Camouflet pour le parquet

Bertrand Gaudillère

La circonstance aggravante d’homophobie a finalement été retenue contre les deux agresseurs d’un jeune homosexuel, en 2007, sur les pentes de la Croix-Rousse.

Le mois dernier, nous vous faisions part de la clémence du Parquet de Lyon vis-à-vis des deux agresseurs de Jérémy et Stéphane, deux jeunes gays victimes à l’automne 2007 d’une agression homophobe sur les pentes de la Croix-Rousse. En dépit des insultes qui avaient précédé les coups et qui n’étaient nullement contestées par les deux accusés («sales pédés, sales tarlouzes, on vous aime pas, on va vous faire la fête»), la procureure de la République n’avait pas retenu la circonstance aggravante d’homophobie et requis six mois de prison avec sursis contre les deux agresseurs, âgés de 21 et 22 ans. Mais le 20 octobre dernier, le président du Tribunal Correctionnel de Lyon en a décidé autrement, estimant qu’«on ne peut pas tenir de tels propos à l’endroit de quelqu’un que l’on ne suppose pas homosexuel». La circonstance aggravante d’homophobie a donc bien été retenue, et les deux agresseurs ont été reconnus coupables de «violences volontaires en réunion en raison de l’orientation sexuelle de la victime». En conséquence de quoi, ils ont été condamnés à huit mois de prison avec sursis (une peine plus sévère, donc, que celle initialement requise) et à verser à Jérémy 2 500€ de dommages et intérêts, ainsi que 2 000€ de frais d’avocat (Stéphane, mineur au moment des faits, n’avait pas souhaité porter plainte). Jérémy était défendu par Maître Gabriel Versini, avocat spécialiste en droit des victimes qui est également l’avocat de la Lesbian & Gay Pride de Lyon. L’association s’était constituée partie civile dans cette affaire, et a également obtenu à ce titre 1 000€ de dommages et intérêts. Pour elle, cette décision «empreinte de sagesse» de la 12e chambre correctionnelle du Tribunal de grande instance de Lyon sonne comme un véritable «camouflet» pour le parquet de Lyon, qui selon elle «refuse d’appliquer les lois qui répriment plus sévèrement les infractions à caractère homophobe». Elle a donc décidé de saisir Michèle Alliot-Marie, ministre de la Justice, ainsi que la Haute-Autorité de Lutte contre les Discriminations et pour l’Égalité, dans l’espoir de mettre un terme à une série de décisions jugées laxistes.

 

Trois questions à David Souvestre, président de la Lesbian & Gay Pride de Lyon

Comment expliquer que la circonstance aggravante d’homophobie n’ait pas été retenue par la procureure le mois dernier ?
Le parquet de Lyon reste empreint de préjugés et fait preuve d’un laxisme manifeste. Les magistrats et les juges ne sont de toute évidence pas sensibilisés à cette question de l’homophobie. On ne s’attendait pas à ce que la procureure de la République retienne la qualification d’homophobie, mais son argumentation nous a vraiment choqués : elle a justifié sa décision en affirmant d’abord que la victime n’avait pas “l’air“ homosexuelle, ensuite que les insultes, qui étaient attestées, relevaient du langage et de l’expression courants. En tant qu’association de défense des homos, nous ne pouvions évidemment pas accepter ce point de vue.
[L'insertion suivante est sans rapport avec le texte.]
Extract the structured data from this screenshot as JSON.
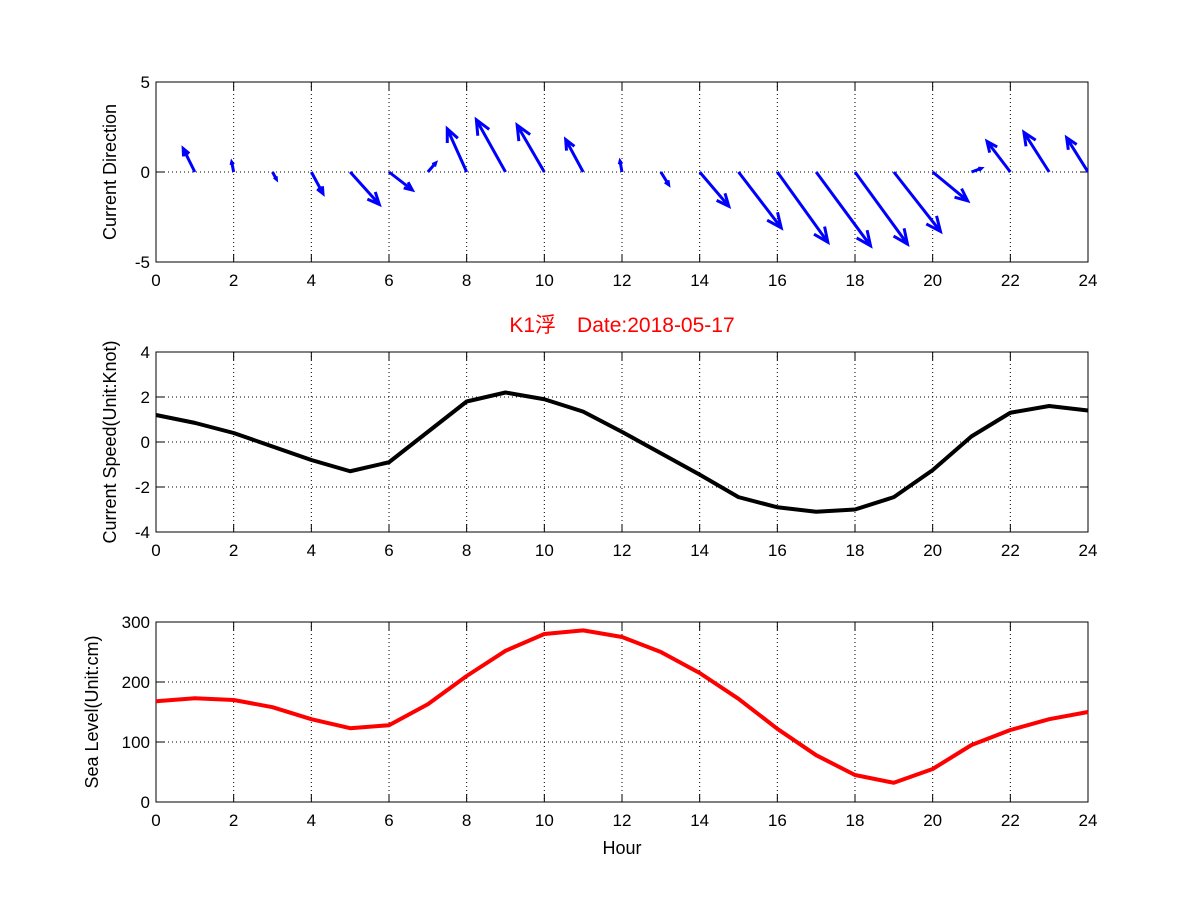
{
  "chart_data": [
    {
      "type": "quiver",
      "ylabel": "Current Direction",
      "xlim": [
        0,
        24
      ],
      "ylim": [
        -5,
        5
      ],
      "xticks": [
        0,
        2,
        4,
        6,
        8,
        10,
        12,
        14,
        16,
        18,
        20,
        22,
        24
      ],
      "yticks": [
        -5,
        0,
        5
      ],
      "grid": true,
      "color": "#0000ff",
      "arrows": [
        {
          "x": 1,
          "u": -0.3,
          "v": 1.3
        },
        {
          "x": 2,
          "u": -0.05,
          "v": 0.55
        },
        {
          "x": 3,
          "u": 0.1,
          "v": -0.4
        },
        {
          "x": 4,
          "u": 0.3,
          "v": -1.2
        },
        {
          "x": 5,
          "u": 0.75,
          "v": -1.8
        },
        {
          "x": 6,
          "u": 0.6,
          "v": -1.0
        },
        {
          "x": 7,
          "u": 0.2,
          "v": 0.5
        },
        {
          "x": 8,
          "u": -0.5,
          "v": 2.4
        },
        {
          "x": 9,
          "u": -0.75,
          "v": 2.9
        },
        {
          "x": 10,
          "u": -0.7,
          "v": 2.6
        },
        {
          "x": 11,
          "u": -0.45,
          "v": 1.8
        },
        {
          "x": 12,
          "u": -0.05,
          "v": 0.6
        },
        {
          "x": 13,
          "u": 0.2,
          "v": -0.7
        },
        {
          "x": 14,
          "u": 0.75,
          "v": -1.9
        },
        {
          "x": 15,
          "u": 1.1,
          "v": -3.1
        },
        {
          "x": 16,
          "u": 1.3,
          "v": -3.9
        },
        {
          "x": 17,
          "u": 1.4,
          "v": -4.1
        },
        {
          "x": 18,
          "u": 1.35,
          "v": -4.0
        },
        {
          "x": 19,
          "u": 1.2,
          "v": -3.3
        },
        {
          "x": 20,
          "u": 0.9,
          "v": -1.6
        },
        {
          "x": 21,
          "u": 0.25,
          "v": 0.2
        },
        {
          "x": 22,
          "u": -0.6,
          "v": 1.7
        },
        {
          "x": 23,
          "u": -0.65,
          "v": 2.2
        },
        {
          "x": 24,
          "u": -0.55,
          "v": 1.9
        }
      ]
    },
    {
      "type": "line",
      "title": "K1浮　Date:2018-05-17",
      "ylabel": "Current Speed(Unit:Knot)",
      "xlim": [
        0,
        24
      ],
      "ylim": [
        -4,
        4
      ],
      "xticks": [
        0,
        2,
        4,
        6,
        8,
        10,
        12,
        14,
        16,
        18,
        20,
        22,
        24
      ],
      "yticks": [
        -4,
        -2,
        0,
        2,
        4
      ],
      "grid": true,
      "series": [
        {
          "color": "#000000",
          "x": [
            0,
            1,
            2,
            3,
            4,
            5,
            6,
            7,
            8,
            9,
            10,
            11,
            12,
            13,
            14,
            15,
            16,
            17,
            18,
            19,
            20,
            21,
            22,
            23,
            24
          ],
          "y": [
            1.2,
            0.85,
            0.4,
            -0.2,
            -0.8,
            -1.3,
            -0.9,
            0.45,
            1.8,
            2.2,
            1.9,
            1.35,
            0.45,
            -0.5,
            -1.45,
            -2.45,
            -2.9,
            -3.1,
            -3.0,
            -2.45,
            -1.25,
            0.25,
            1.3,
            1.6,
            1.4
          ]
        }
      ]
    },
    {
      "type": "line",
      "ylabel": "Sea Level(Unit:cm)",
      "xlabel": "Hour",
      "xlim": [
        0,
        24
      ],
      "ylim": [
        0,
        300
      ],
      "xticks": [
        0,
        2,
        4,
        6,
        8,
        10,
        12,
        14,
        16,
        18,
        20,
        22,
        24
      ],
      "yticks": [
        0,
        100,
        200,
        300
      ],
      "grid": true,
      "series": [
        {
          "color": "#ff0000",
          "x": [
            0,
            1,
            2,
            3,
            4,
            5,
            6,
            7,
            8,
            9,
            10,
            11,
            12,
            13,
            14,
            15,
            16,
            17,
            18,
            19,
            20,
            21,
            22,
            23,
            24
          ],
          "y": [
            168,
            173,
            170,
            158,
            138,
            123,
            128,
            163,
            210,
            252,
            280,
            286,
            275,
            250,
            215,
            172,
            122,
            78,
            45,
            32,
            55,
            95,
            120,
            138,
            150
          ]
        }
      ]
    }
  ]
}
Quel a été le rôle de la Lesbian & gay Pride dans cette affaire, et quelle aide concrète a-t-elle apportée à Jérémy ?
Notre rôle a été tout à fait basique : Jérémy nous a contactés et nous l’avons renvoyé vers un médecin généraliste, puis vers un psychologue et un avocat. Ensuite, nous nous sommes montrés très vigilants vis-à-vis de toutes les actions du parquet, et nous leur avons envoyé un courrier à chaque fois que nous étions en désaccord. Nous nous sommes constitués partie civile, et sans cela, l’issue du procès aurait été bien différente : les agresseurs de Jérémy auraient de toute façon été condamnés, mais la circonstance aggravante d’homophobie n’aurait certainement pas été retenue.

Pensez-vous que l’introduction dans le droit français de la circonstance aggravante d’homophobie, en 2004, a eu un effet dissuasif sur les agressions homophobes ?
e qui est certain, c’est que cette nouveauté du droit français représente une vraie avancée pour les victimes, qui voient les véritables motivations de leurs agresseurs enfin condamnées et qui sont donc incitées à porter plainte. Pour les associations, cela permet également de donner plus de poids à la dénonciation des actes homophobes. Jusqu’en 2004, on ne parlait quasiment pas de ce genre d’agression… Si on veut les faire reculer, il est, impératif de les dénoncer, et donc de les mettre en lumière.